We aim for equity, efficiency and sustainability. By implementing primarily with refugee-led partners, we promote local ownership, reduce costs, and enhance access to hard-to-reach areas. Ultimately, we believe in empowering local NGOs who will stay and persist when international responders move to the next crisis. Given the unprecedented scale of global displacement and interest in a more participatory approach, the Global Compact on Refugees and the World Humanitarian Summit call for more effective, efficient, and locally-driven aid. Signatories to the Summit’s Grand Bargain pledged to increase the share of global humanitarian funding for local and national responders from 2% to 25% by 2020. Yet progress toward localisation is hampered in the relief sector by administrative and regulatory barriers, as well as the limited recognition and, at times, project design and monitoring capacity, of otherwise remarkable local NGOs. As a result, far too few refugee-led organizations are being funded and supported to carry out relief work.

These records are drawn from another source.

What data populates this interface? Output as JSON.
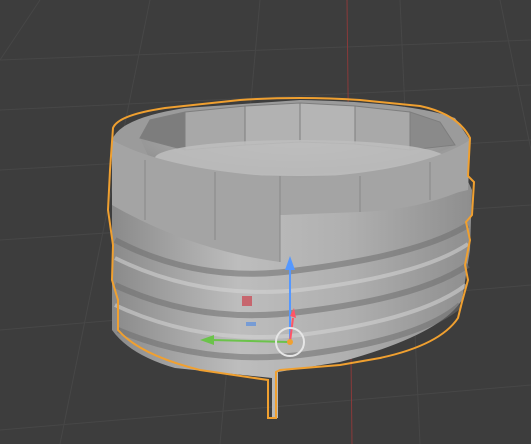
{
  "viewport": {
    "background_color": "#3d3d3d",
    "grid_line_color": "#474747",
    "axis_red_color": "#8a3a3a"
  },
  "selected_object": {
    "type": "threaded cylinder cap mesh",
    "outline_color": "#f0a030",
    "base_color": "#a6a6a6",
    "selected": true
  },
  "gizmo": {
    "x_arrow_color": "#6bc34a",
    "y_arrow_color": "#ff5566",
    "z_arrow_color": "#5598ff",
    "origin_color": "#f0a030"
  },
  "icons": {
    "origin": "origin-dot-icon",
    "transform": "transform-gizmo-icon"
  }
}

Restricted access by international actors to IDPs in war-torn northern Syria has led to an increasing role of refugee-led NGOs in cross-border implementation, but primarily in the name of access and at great risk to staff safety. We believe that refugees merit a greater role in decision-making and implementation on all programs affecting their community, whether for IDPs or in host countries where access is less constricting. It is in this spirit of equity between displaced professionals and well-intentioned internationals that our locally-driven model was forged.

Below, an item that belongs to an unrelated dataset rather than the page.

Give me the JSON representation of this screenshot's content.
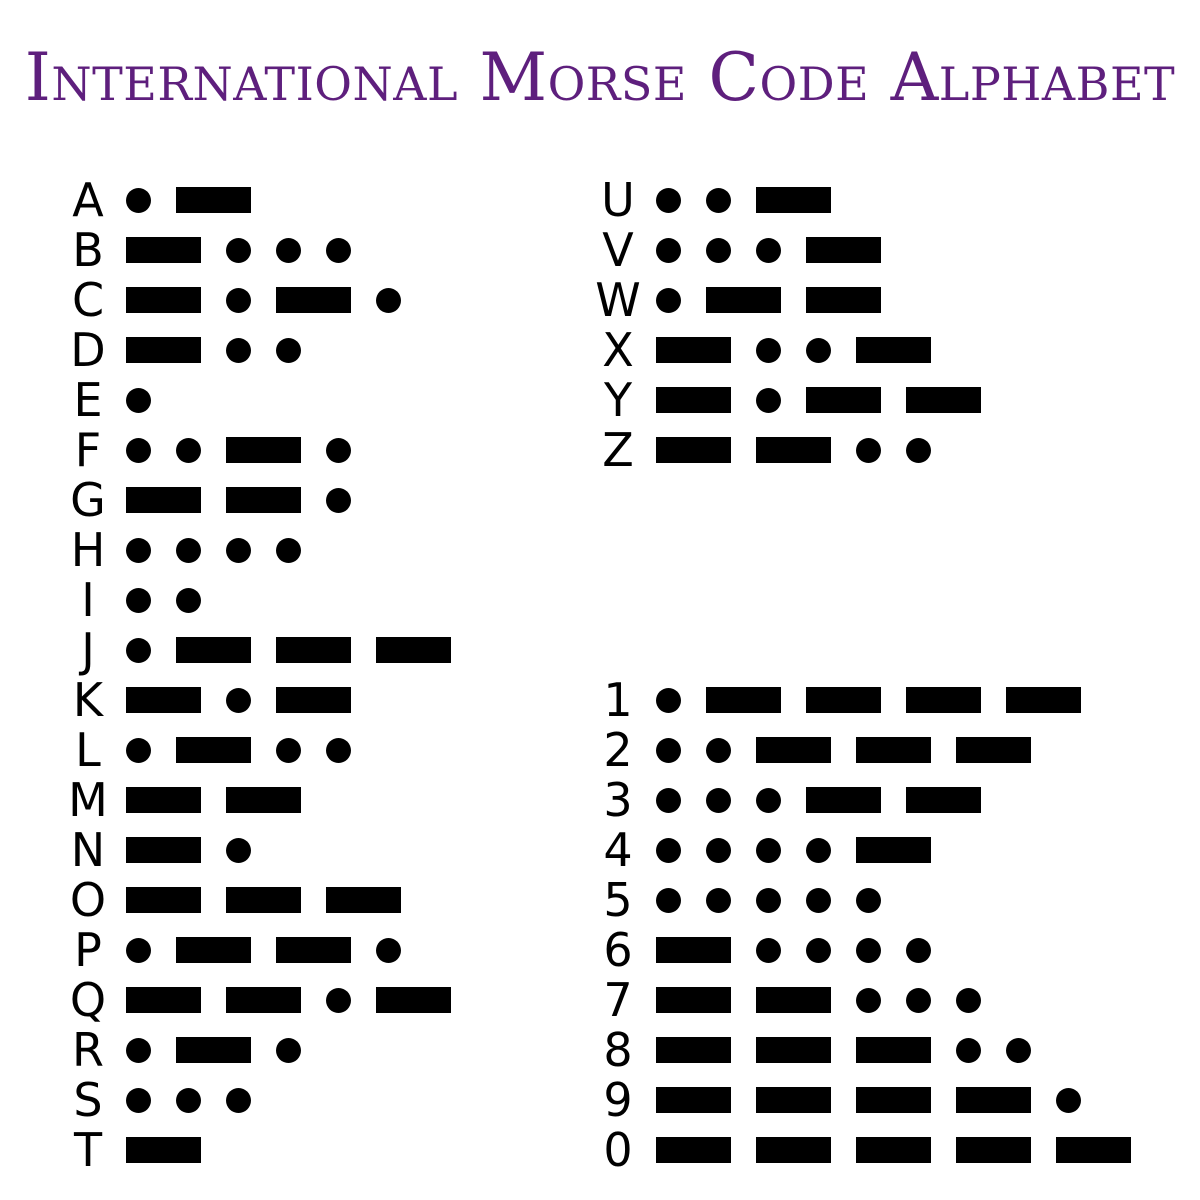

We strengthen project design and monitoring to improve protection and self-reliance outcomes for the most vulnerable. Together with our refugee-led partners we design humanitarian projects that incorporate the views, skills, and needs of urban refugees and IDPs. The particular context of women, girls, and persons with disabilities and other learning challenges are carefully considered. In addition to direct aid, our joint projects facilitate access by the displaced community to vital documentation, host country services (education, social, health), urban housing, and professional training. For scale and sustainability, we catalyze greater civil society collaboration with public and private sector stakeholders. We continuously strengthen projects and prioritize community feedback to remain accountable to the brave refugees we serve and work alongside.